Entgegen der Darstellung in der Revision war auf Grund des gewerbebehördlichen Genehmigungsbescheids vom - unter Annahme seiner Rechtswidrigkeit - keinesfalls mit einer Bau- und Betriebstätigkeit über mehrere Jahrzehnte, sondern nur für wenige Jahre, zu rechnen.

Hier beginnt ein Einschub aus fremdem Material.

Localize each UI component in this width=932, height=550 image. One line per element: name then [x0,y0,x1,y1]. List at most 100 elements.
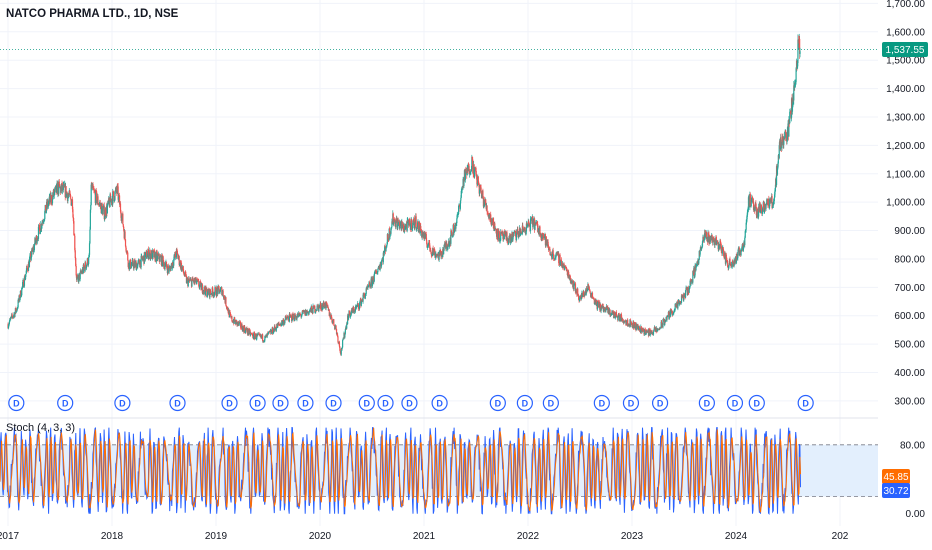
dividend-marker-icon[interactable] [651,394,669,412]
candle-body [666,317,668,320]
candle-body [759,202,761,213]
candle-body [267,332,270,333]
candle-body [42,221,44,223]
candle-body [370,278,372,288]
candle-body [229,311,231,318]
candle-body [503,231,505,240]
candle-body [299,314,302,316]
candle-body [104,216,106,220]
candle-body [384,246,386,248]
candle-body [671,311,674,316]
candle-body [238,322,240,325]
candle-body [21,288,23,296]
candle-body [350,311,352,315]
candle-body [715,237,717,245]
dividend-marker-icon[interactable] [542,394,559,412]
candle-body [132,259,134,266]
candle-body [610,314,613,316]
dividend-marker-icon[interactable] [297,394,314,412]
candle-body [578,298,581,302]
candle-body [380,261,383,267]
dividend-marker-icon[interactable] [8,394,25,412]
candle-body [338,341,340,347]
candle-body [342,338,345,340]
dividend-marker-icon[interactable] [622,394,640,412]
candle-body [553,254,555,259]
candle-body [113,200,116,202]
candle-body [356,304,358,306]
candle-body [756,210,758,218]
dividend-marker-icon[interactable] [698,394,715,412]
candle-body [328,309,330,316]
candle-body [405,224,407,227]
candle-body [97,196,99,205]
candle-body [375,271,378,274]
candle-body [196,279,199,281]
candle-body [253,332,255,339]
dividend-marker-icon[interactable] [797,394,814,412]
candle-body [703,240,705,242]
dividend-marker-label: D [802,399,809,409]
candle-body [213,292,216,296]
dividend-marker-icon[interactable] [169,394,186,412]
candle-body [579,295,582,298]
candle-body [765,202,768,205]
dividend-marker-icon[interactable] [57,394,74,412]
candle-body [190,279,192,280]
dividend-marker-icon[interactable] [489,394,506,412]
candle-body [559,261,562,266]
dividend-marker-icon[interactable] [272,394,289,412]
dividend-marker-icon[interactable] [401,394,418,412]
candle-body [768,206,770,208]
candle-body [398,221,401,229]
dividend-marker-icon[interactable] [377,394,394,412]
candle-body [713,238,715,242]
price-axis[interactable]: 1,700.00 1,600.00 1,500.00 1,400.00 1,300.00… [886,0,925,407]
price-tick-label: 1,700.00 [886,0,925,10]
candle-body [434,254,437,258]
candle-body [582,295,584,297]
candle-body [635,326,637,330]
candle-body [781,141,783,149]
dividend-marker-icon[interactable] [325,394,342,412]
time-axis[interactable]: 2017 2018 2019 2020 2021 2022 2023 2024 202 [0,531,849,542]
candle-body [711,235,713,241]
candle-body [428,240,431,246]
candle-body [116,185,118,193]
stoch-tick-label: 0.00 [906,509,926,520]
dividend-marker-icon[interactable] [748,394,765,412]
candle-body [122,213,124,225]
candle-body [124,231,126,240]
dividend-marker-icon[interactable] [358,394,375,412]
candle-body [33,245,36,251]
dividend-marker-icon[interactable] [431,394,448,412]
candle-body [464,169,466,180]
candle-body [210,292,212,295]
dividend-marker-icon[interactable] [726,394,744,412]
dividend-marker-icon[interactable] [221,394,238,412]
candle-body [156,251,158,253]
candle-body [653,327,655,330]
candle-body [560,259,563,267]
candle-body [430,252,432,255]
dividend-marker-icon[interactable] [114,394,131,412]
candle-body [314,306,316,313]
dividend-marker-label: D [754,399,761,409]
chart-title: NATCO PHARMA LTD., 1D, NSE [6,8,179,20]
candle-body [9,318,11,320]
candle-body [368,283,370,287]
candle-body [642,329,644,331]
dividend-marker-icon[interactable] [516,394,533,412]
candle-body [395,221,397,227]
candle-body [600,307,602,312]
candle-body [684,290,687,298]
candle-body [22,282,24,287]
dividend-marker-icon[interactable] [249,394,266,412]
candle-body [258,333,261,335]
candle-body [267,332,269,335]
candle-body [316,310,318,312]
dividend-marker-icon[interactable] [593,394,610,412]
stoch-axis[interactable]: 80.00 0.00 [900,440,925,520]
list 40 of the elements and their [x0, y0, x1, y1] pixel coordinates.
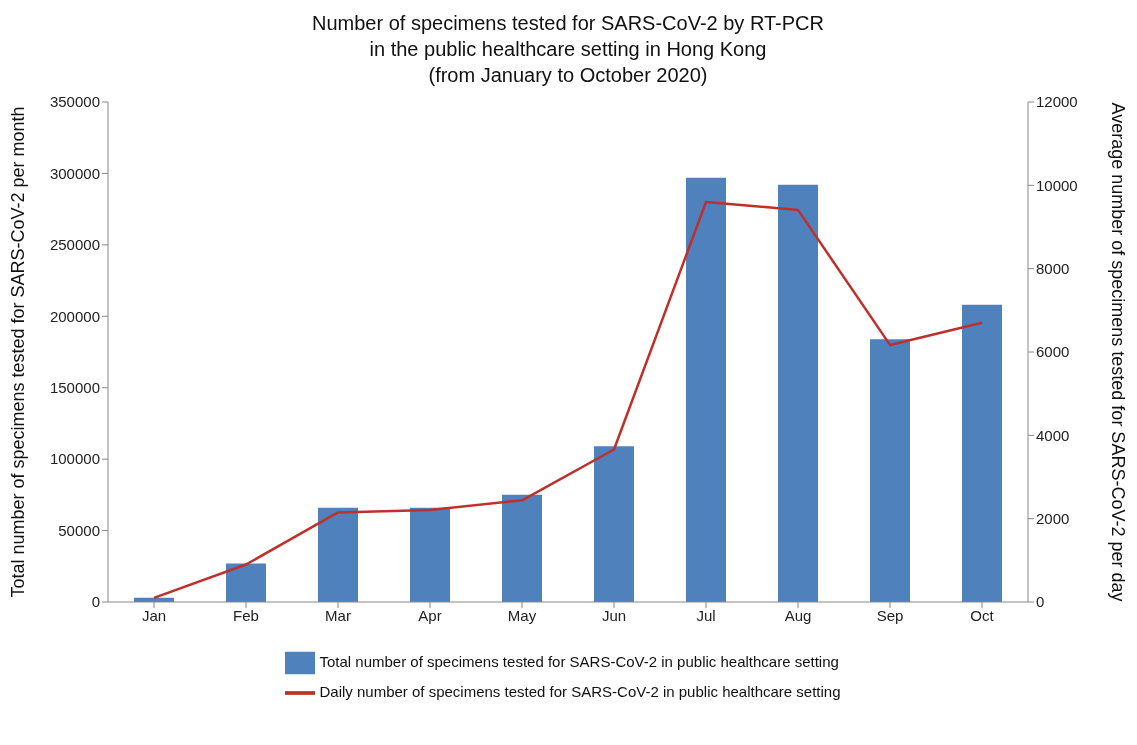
x-tick-label: Jan [141, 606, 167, 624]
y-axis-title: Total number of specimens tested for SARS-CoV-2 per month [8, 106, 29, 598]
x-tick-label: May [507, 606, 537, 624]
bar [594, 446, 634, 602]
y2-axis-title: Average number of specimens tested for SARS-CoV-2 per day [1107, 102, 1128, 602]
y-tick-label: 200000 [49, 307, 100, 325]
y2-tick-label: 0 [1036, 593, 1045, 611]
bar [502, 494, 542, 602]
y2-tick-label: 2000 [1036, 509, 1070, 527]
y-tick-label: 0 [91, 593, 100, 611]
y-tick-label: 150000 [49, 379, 100, 397]
x-tick-label: Feb [233, 606, 259, 624]
y-tick-label: 250000 [49, 236, 100, 254]
x-tick-label: Aug [784, 606, 812, 624]
x-tick-label: Mar [325, 606, 351, 624]
y2-tick-label: 4000 [1036, 426, 1070, 444]
bar [962, 304, 1002, 602]
y-tick-label: 50000 [58, 521, 100, 539]
y-tick-label: 300000 [49, 164, 100, 182]
legend-label: Total number of specimens tested for SARS-CoV-2 in public healthcare setting [319, 652, 839, 670]
bar [318, 507, 358, 602]
bar [870, 339, 910, 602]
line-series [152, 200, 984, 600]
y2-tick-label: 8000 [1036, 259, 1070, 277]
y2-tick-label: 10000 [1036, 176, 1078, 194]
x-tick-label: Jun [601, 606, 627, 624]
bar [686, 177, 726, 602]
x-tick-label: Sep [876, 606, 904, 624]
bar [410, 507, 450, 602]
y2-tick-label: 12000 [1036, 93, 1078, 111]
y-tick-label: 350000 [49, 93, 100, 111]
legend-label: Daily number of specimens tested for SARS-CoV-2 in public healthcare setting [319, 682, 841, 700]
x-tick-label: Apr [418, 606, 442, 624]
x-tick-label: Oct [970, 606, 995, 624]
bar [226, 563, 266, 602]
y2-tick-label: 6000 [1036, 343, 1070, 361]
y-tick-label: 100000 [49, 450, 100, 468]
chart-title: Number of specimens tested for SARS-CoV-2 by RT-PCR in the public healthcare setting in Hong Kong (from January to October 2020) [310, 11, 825, 88]
bar [778, 184, 818, 602]
x-tick-label: Jul [696, 606, 716, 624]
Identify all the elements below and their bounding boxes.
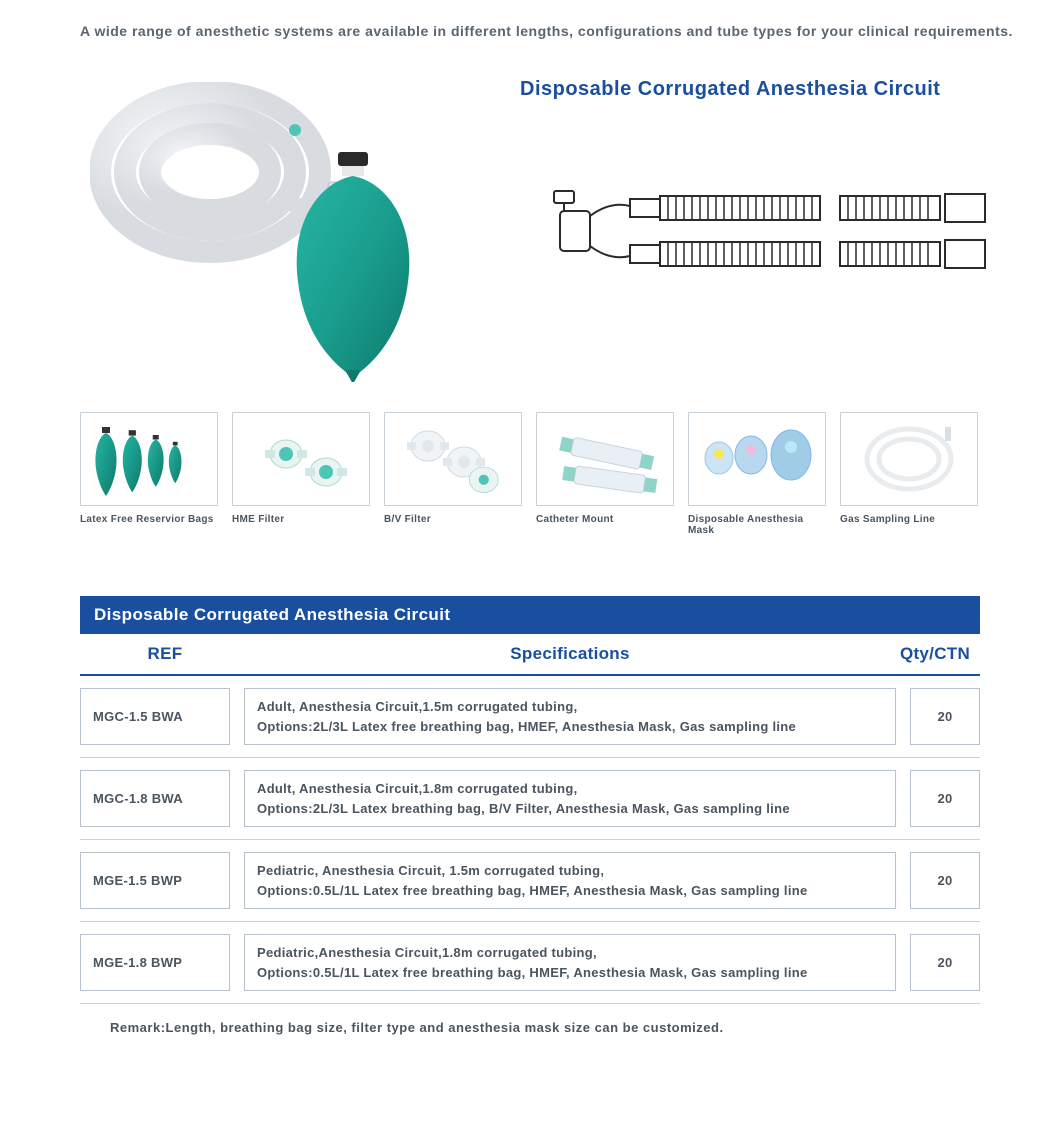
intro-text: A wide range of anesthetic systems are a… bbox=[80, 20, 1020, 42]
col-qty-header: Qty/CTN bbox=[890, 644, 980, 664]
thumb-image bbox=[384, 412, 522, 506]
thumb-image bbox=[536, 412, 674, 506]
thumb-label: Gas Sampling Line bbox=[840, 514, 978, 525]
thumbnail: Disposable Anesthesia Mask bbox=[688, 412, 826, 536]
thumbnail: Gas Sampling Line bbox=[840, 412, 978, 536]
ref-cell: MGE-1.8 BWP bbox=[80, 934, 230, 991]
thumb-label: Catheter Mount bbox=[536, 514, 674, 525]
spec-cell: Adult, Anesthesia Circuit,1.5m corrugate… bbox=[244, 688, 896, 745]
ref-cell: MGE-1.5 BWP bbox=[80, 852, 230, 909]
thumb-image bbox=[688, 412, 826, 506]
spec-cell: Pediatric, Anesthesia Circuit, 1.5m corr… bbox=[244, 852, 896, 909]
thumb-label: Latex Free Reservior Bags bbox=[80, 514, 218, 525]
table-row: MGC-1.5 BWA Adult, Anesthesia Circuit,1.… bbox=[80, 676, 980, 758]
thumbnail: Catheter Mount bbox=[536, 412, 674, 536]
thumbnail: HME Filter bbox=[232, 412, 370, 536]
hero-section: Disposable Corrugated Anesthesia Circuit bbox=[80, 72, 1020, 382]
hero-product-image bbox=[80, 72, 480, 382]
thumb-label: Disposable Anesthesia Mask bbox=[688, 514, 826, 536]
ref-cell: MGC-1.5 BWA bbox=[80, 688, 230, 745]
qty-cell: 20 bbox=[910, 852, 980, 909]
thumbnail: B/V Filter bbox=[384, 412, 522, 536]
spec-cell: Adult, Anesthesia Circuit,1.8m corrugate… bbox=[244, 770, 896, 827]
thumbnail-row: Latex Free Reservior Bags HME Filter B/V… bbox=[80, 412, 1020, 536]
qty-cell: 20 bbox=[910, 770, 980, 827]
table-row: MGC-1.8 BWA Adult, Anesthesia Circuit,1.… bbox=[80, 758, 980, 840]
thumb-image bbox=[80, 412, 218, 506]
ref-cell: MGC-1.8 BWA bbox=[80, 770, 230, 827]
table-title: Disposable Corrugated Anesthesia Circuit bbox=[80, 596, 980, 634]
table-row: MGE-1.5 BWP Pediatric, Anesthesia Circui… bbox=[80, 840, 980, 922]
thumb-image bbox=[840, 412, 978, 506]
spec-table: Disposable Corrugated Anesthesia Circuit… bbox=[80, 596, 980, 1004]
col-spec-header: Specifications bbox=[250, 644, 890, 664]
thumb-label: HME Filter bbox=[232, 514, 370, 525]
thumb-image bbox=[232, 412, 370, 506]
circuit-diagram bbox=[520, 161, 1020, 301]
col-ref-header: REF bbox=[80, 644, 250, 664]
spec-cell: Pediatric,Anesthesia Circuit,1.8m corrug… bbox=[244, 934, 896, 991]
table-header: REF Specifications Qty/CTN bbox=[80, 634, 980, 676]
thumb-label: B/V Filter bbox=[384, 514, 522, 525]
qty-cell: 20 bbox=[910, 688, 980, 745]
qty-cell: 20 bbox=[910, 934, 980, 991]
thumbnail: Latex Free Reservior Bags bbox=[80, 412, 218, 536]
product-title: Disposable Corrugated Anesthesia Circuit bbox=[520, 78, 1020, 101]
remark-text: Remark:Length, breathing bag size, filte… bbox=[110, 1020, 1020, 1035]
table-row: MGE-1.8 BWP Pediatric,Anesthesia Circuit… bbox=[80, 922, 980, 1004]
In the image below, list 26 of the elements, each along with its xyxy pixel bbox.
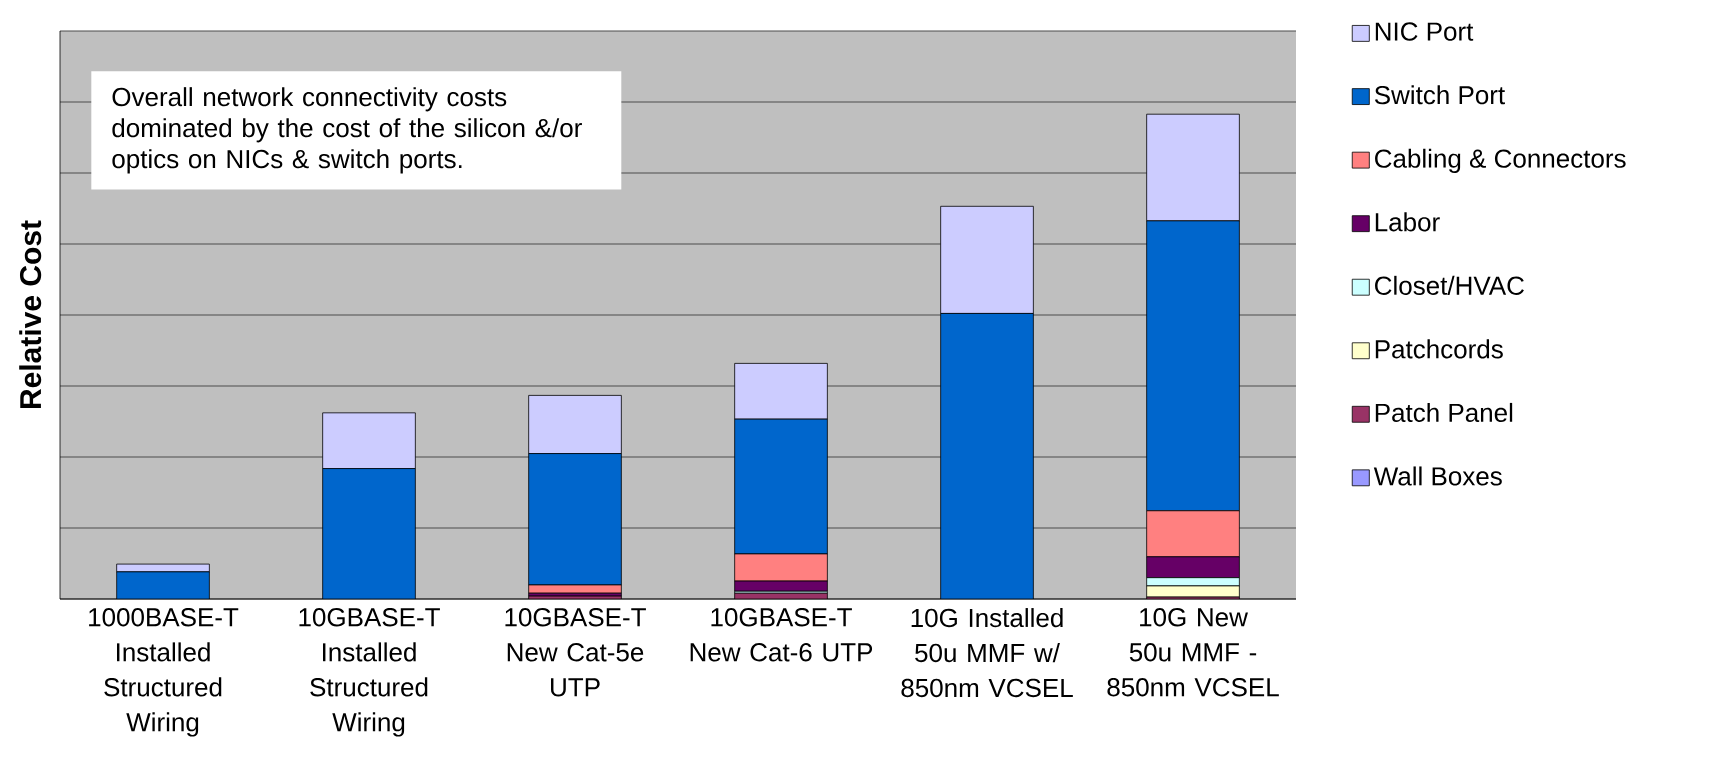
bar	[528, 394, 622, 454]
bar	[1146, 220, 1240, 512]
x-tick-label: 10GBASE-T Installed Structured Wiring	[299, 608, 440, 737]
y-axis-title: Relative Cost	[19, 220, 42, 409]
bar	[528, 584, 622, 594]
bar	[116, 571, 210, 599]
legend-label: Wall Boxes	[1373, 466, 1502, 486]
x-tick-label: 10G New 50u MMF - 850nm VCSEL	[1107, 608, 1279, 697]
x-tick-label: 10GBASE-T New Cat-5e UTP	[505, 608, 646, 697]
x-tick-label: 1000BASE-T Installed Structured Wiring	[89, 608, 239, 737]
bar	[940, 313, 1034, 599]
legend-label: Patch Panel	[1375, 402, 1513, 423]
legend-label: Cabling & Connectors	[1375, 148, 1626, 173]
legend-label: Patchcords	[1375, 339, 1503, 359]
legend-label: Labor	[1375, 212, 1440, 232]
bar	[734, 418, 828, 555]
legend-label: Switch Port	[1374, 85, 1505, 105]
legend-label: NIC Port	[1375, 22, 1474, 41]
x-tick-label: 10GBASE-T New Cat-6 UTP	[690, 608, 873, 662]
legend-label: Closet/HVAC	[1375, 275, 1524, 295]
bar	[322, 412, 416, 469]
bar	[322, 468, 416, 599]
x-tick-label: 10G Installed 50u MMF w/ 850nm VCSEL	[901, 608, 1073, 698]
bar	[734, 362, 828, 420]
bar	[528, 453, 622, 586]
annotation: Overall network connectivity costs dominated by the cost of the silicon &/or optics on NICs & switch ports.	[112, 87, 582, 174]
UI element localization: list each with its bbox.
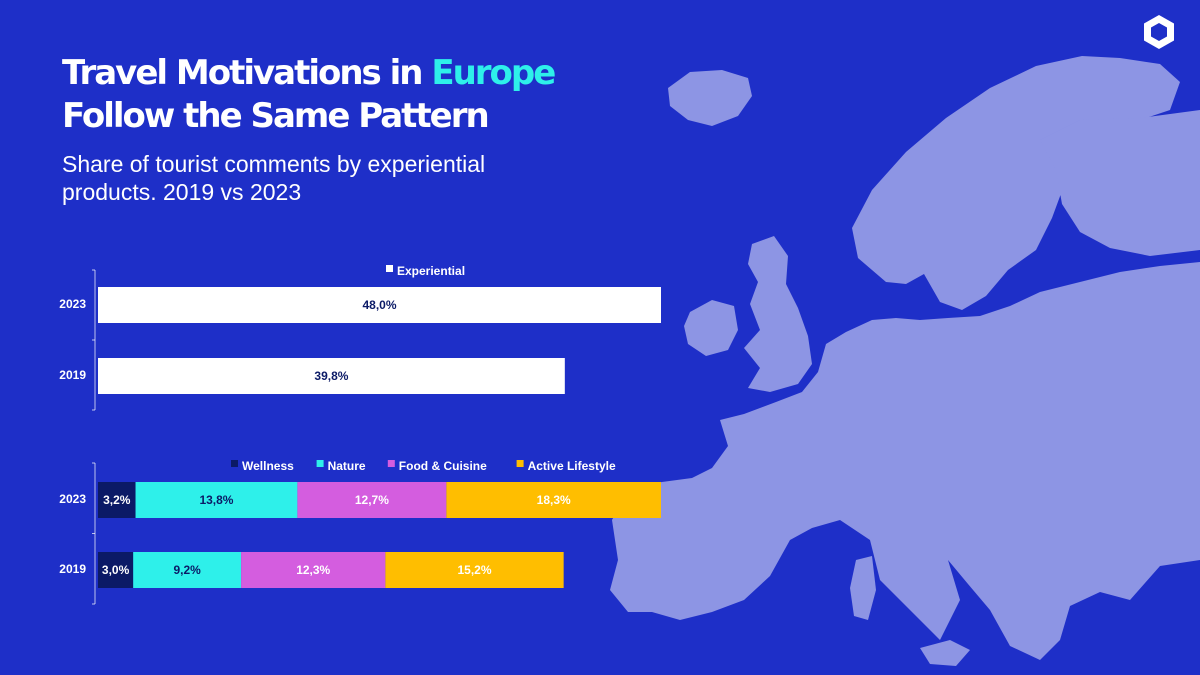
ireland-shape bbox=[684, 300, 738, 356]
bar-segment bbox=[133, 552, 242, 588]
page-title: Travel Motivations in Europe Follow the … bbox=[62, 52, 556, 138]
data-label: 48,0% bbox=[362, 298, 396, 312]
title-line1-prefix: Travel Motivations in bbox=[62, 53, 423, 93]
legend-swatch bbox=[386, 265, 393, 272]
finland-shape bbox=[1040, 110, 1200, 256]
great-britain-shape bbox=[744, 236, 812, 392]
data-label: 13,8% bbox=[199, 493, 233, 507]
data-label: 12,7% bbox=[355, 493, 389, 507]
bar-segment bbox=[98, 287, 661, 323]
data-label: 12,3% bbox=[296, 563, 330, 577]
mainland-europe-shape bbox=[610, 262, 1200, 660]
bar-segment bbox=[446, 482, 661, 518]
data-label: 18,3% bbox=[537, 493, 571, 507]
legend-swatch bbox=[231, 460, 238, 467]
sardinia-shape bbox=[850, 556, 876, 620]
legend-label: Nature bbox=[328, 459, 366, 473]
data-label: 15,2% bbox=[457, 563, 491, 577]
category-label: 2019 bbox=[59, 562, 86, 576]
bar-segment bbox=[135, 482, 298, 518]
bar-segment bbox=[385, 552, 564, 588]
bar-segment bbox=[98, 482, 136, 518]
iceland-shape bbox=[668, 70, 752, 126]
bar-segment bbox=[98, 358, 565, 394]
data-label: 39,8% bbox=[314, 369, 348, 383]
category-label: 2023 bbox=[59, 297, 86, 311]
legend-swatch bbox=[387, 460, 395, 467]
legend-label: Wellness bbox=[242, 459, 294, 473]
category-label: 2023 bbox=[59, 492, 86, 506]
legend-swatch bbox=[316, 460, 324, 467]
title-highlight: Europe bbox=[431, 53, 556, 93]
hexagon-logo-icon bbox=[1144, 15, 1174, 49]
bar-segment bbox=[241, 552, 386, 588]
data-label: 3,0% bbox=[102, 563, 130, 577]
bar-segment bbox=[98, 552, 134, 588]
legend-swatch bbox=[516, 460, 524, 467]
sicily-shape bbox=[920, 640, 970, 666]
legend-label: Experiential bbox=[397, 264, 465, 278]
legend-label: Active Lifestyle bbox=[528, 459, 616, 473]
bar-segment bbox=[297, 482, 447, 518]
data-label: 9,2% bbox=[173, 563, 201, 577]
title-line2: Follow the Same Pattern bbox=[62, 96, 490, 136]
page-subtitle: Share of tourist comments by experientia… bbox=[62, 151, 486, 205]
data-label: 3,2% bbox=[103, 493, 131, 507]
category-label: 2019 bbox=[59, 368, 86, 382]
legend-label: Food & Cuisine bbox=[399, 459, 487, 473]
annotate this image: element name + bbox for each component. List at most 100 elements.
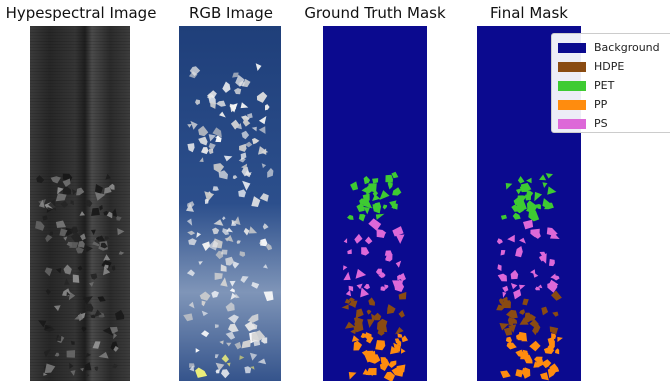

Selbst wenn man berücksichtigt, dass die Betriebsanlage gemäß § 359c GewO längstens bis zu einem Jahr nach Aufhebung des Genehmigungsbescheids hätte weiter betrieben werden dürfen, war doch - selbst bei unverzüglichem Baubeginn - im Falle einer aufhebenden Entscheidung durch den Verwaltungsgerichtshof mit einer Betriebseinstellung nach spätestens drei Jahren zu rechnen (tatsächlich wurde der bekämpfte Bescheid vom vom VwGH am aufgehoben), sofern es nicht früher zu einer neuerlichen Bewilligung gekommen wäre. Wenn man zudem bedenkt, dass auf der fraglichen Liegenschaft vorher ein Steinbruch betrieben wurde, was erfahrungsgemäß ebenfalls nicht ohne gewisse Beeinträchtigungen der Anrainer vor sich geht, wäre aus der Sicht vernünftiger Vergleichspersonen die Aufwendung hoher Geldbeträge zur Abwendung der objektiv zu befürchtenden Nachteile aus einer gesetzwidrig bewilligten Deponie für einen überschaubaren Zeitraum nicht ins Auge gefasst worden, sofern nicht weitere - für die amtshaftungsrechtliche Beurteilung jedoch unmaßgebliche - Erwägungen entscheidend gewesen wären. Insgesamt ist die "Rettungsmaßnahme" der Kläger somit als unzweckmäßiger, und damit grundsätzlich nicht zu ersetzender, Vermögensaufwand zu qualifizieren.
Den Klägern stünde daher allenfalls (nur) der Ersatz ihrer Aufwendungen bis zur Höhe eines durch den (hypothetischen) Betrieb bis längstens April 1998 entstandenen Vermögensnachteils wegen Verletzung ihrer durch § 74 Abs 2 Z 1 und 2 GewO geschützten Rechtsgüter zu, sofern ihr Vorwurf einer Genehmigung aufgrund unvertretbarer Rechtsansicht zuträfe. Auf derartige Schäden berufen sie sich jedoch nicht ausreichend. Sie legen insbesondere nicht dar, welche konkreten Schäden ihnen in diesem Zeitraum entstanden wären. Die Behauptung, bis Juni 1999 wären irreparable Schäden "an der Umwelt" eingetreten, reicht nicht aus; Gleiches gilt für das Vorbringen, das bewilligte Projekt und der begonnene Bau seien geeignet gewesen, den Image der örtlichen Fremdenverkehrswirtschaft so zu schädigen, dass ein irreversibler Schaden eintreten hätte können. Damit wird ein (bleibender) Substanzschaden gerade an den Liegenschaften der Kläger weder dem Grunde noch der Höhe nach dargetan. Soweit sie in ihrer Revision in erster Linie ins Treffen führen, bereits durch die behördliche Genehmigung und den Baubeginn wäre eine erhebliche Minderung des Werts ihrer Liegenschaften eingetreten, übersehen sie, dass dieser Nachteil - soweit er überhaupt zu ersetzen wäre (vgl § 75 Abs 1 GewO) - mit der Einstellung des Deponiebetriebs (und der Rückführung der Liegenschaft in den vorherigen Zustand) bis zum maßgeblichen Entscheidungszeitpunkt in diesem Verfahren längst wieder weggefallen wäre. Erweist sich nun der geltend gemachte Anspruch jedenfalls als unberechtigt, erübrigt sich eine Prüfung des Organverschuldens im Sinne einer Beurteilung der Vertretbarkeit der von der Verwaltungsbehörde der Bewilligung zugrunde gelegten Rechtsansicht.
Auf den Verjährungseinwand, auf den die beklagte Partei übrigens weder in der Berufungs- noch in der Revisionsbeantwortung zurückkommt, muss deshalb nicht mehr eingegangen werden.
Die Kostenentscheidung beruht auf den §§ 50 Abs 1, 41 Abs 1, 46 Abs 1 ZPO.